MACAU (BLOOMBERG/AFP) - Casinos in the world's biggest gambling hub were cleared to resume operations on Thursday (Feb 20), following an unprecedented closure for 15 days to curb the spread of the deadly coronavirus.
Lei Wai Nong, secretary for economy and finance in the Chinese territory of Macau, said in a briefing on Monday that casinos can reopen on Feb 20, though it will be conditional based on criteria that he did not specify.
Authorities said casinos that do not want to reopen because of low tourist numbers could apply to extend the closure, but they must be up and running within 30 days, AFP reported.
Macau's government has been keen to ensure the casinos keep employing staff through the downturn and are trying to avoid lay-offs. Officials said all gamblers and casino staff must wear face masks.

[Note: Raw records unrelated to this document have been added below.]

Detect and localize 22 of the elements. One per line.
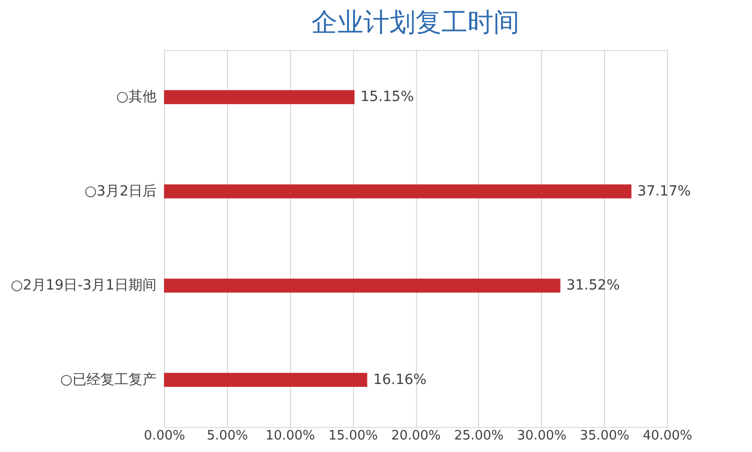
x-tick-label: 25.00% — [454, 428, 504, 444]
x-tick-label: 20.00% — [391, 428, 441, 444]
chart-title: 企业计划复工时间 — [312, 8, 520, 38]
x-tick-label: 10.00% — [265, 428, 316, 444]
data-label: 15.15% — [360, 89, 414, 106]
x-tick-label: 35.00% — [580, 428, 630, 444]
x-tick-label: 5.00% — [206, 428, 248, 444]
data-label: 37.17% — [637, 183, 691, 200]
y-tick-label: ○已经复工复产 — [60, 372, 156, 388]
x-tick-label: 40.00% — [642, 428, 692, 444]
bar — [164, 90, 355, 104]
data-label: 16.16% — [373, 372, 427, 388]
y-tick-label: ○其他 — [116, 89, 156, 106]
y-tick-label: ○2月19日-3月1日期间 — [10, 278, 156, 294]
bar — [164, 372, 368, 387]
x-tick-label: 15.00% — [328, 428, 378, 444]
y-tick-label: ○3月2日后 — [84, 183, 156, 200]
x-tick-label: 0.00% — [144, 428, 186, 444]
bar — [164, 184, 632, 198]
bar — [164, 278, 560, 293]
data-label: 31.52% — [566, 278, 620, 294]
x-tick-label: 30.00% — [516, 428, 567, 444]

The resumption of the lynchpin industry comes after the city reported no new infections in the last two weeks, with the number of confirmed cases at just 10 people.
The former Portuguese colony took the unprecedented step of shutting down almost all of its lucrative entertainment sector earlier in the month, including casinos, nightclubs and many bars. The vast majority of Macau's tourists are mainland Chinese travellers, drawn to the city's casinos.
As the only place in China where casinos are allowed, Macau's gambling houses account for about 80 per cent of government revenue.
The resumption could lift the sector, which is already reeling from a slowdown in the Chinese economy and a shift to gambling operations in South-east Asia, Bloomberg reported.
Fitch Ratings estimated that the crisis could wipe out US$3.3 billion (S$4.6 billion) in cash flow for the six Macau operators, including the local units of Las Vegas Sands and MGM Resorts International.
A Bloomberg Intelligence index of Macau casino operators fell as much as 0.5 per cent in early trading Tuesday in Hong Kong. The gauge has climbed back 6 per cent this month, after dropping 10 per cent in January.
While the re-opening could provide some relief for casino operators, the move will have little impact on fundamentals, according to JPMorgan. Business will likely remain slow because of restrictions on visas and transportation, and Chinese players are probably unwilling to travel at this point, analysts led by DS Kim wrote in a note Monday.
Sands China President Wilfred Wong told Cable TV he expects few customers when casinos first re-open, and believes it will take two-to-three months before business can return to normal.
Macau closed casinos for a 15-day period that began Feb 5, in the longest shutdown ever for the world's biggest gambling hub. MGM said it is losing US$1.5 million a day in Macau, while Wynn Resorts said it is losing about US$2.5 million a day.
First found in the city of Wuhan in central China, the coronavirus has infected more than 72,000 people and killed over 1,800 on the mainland.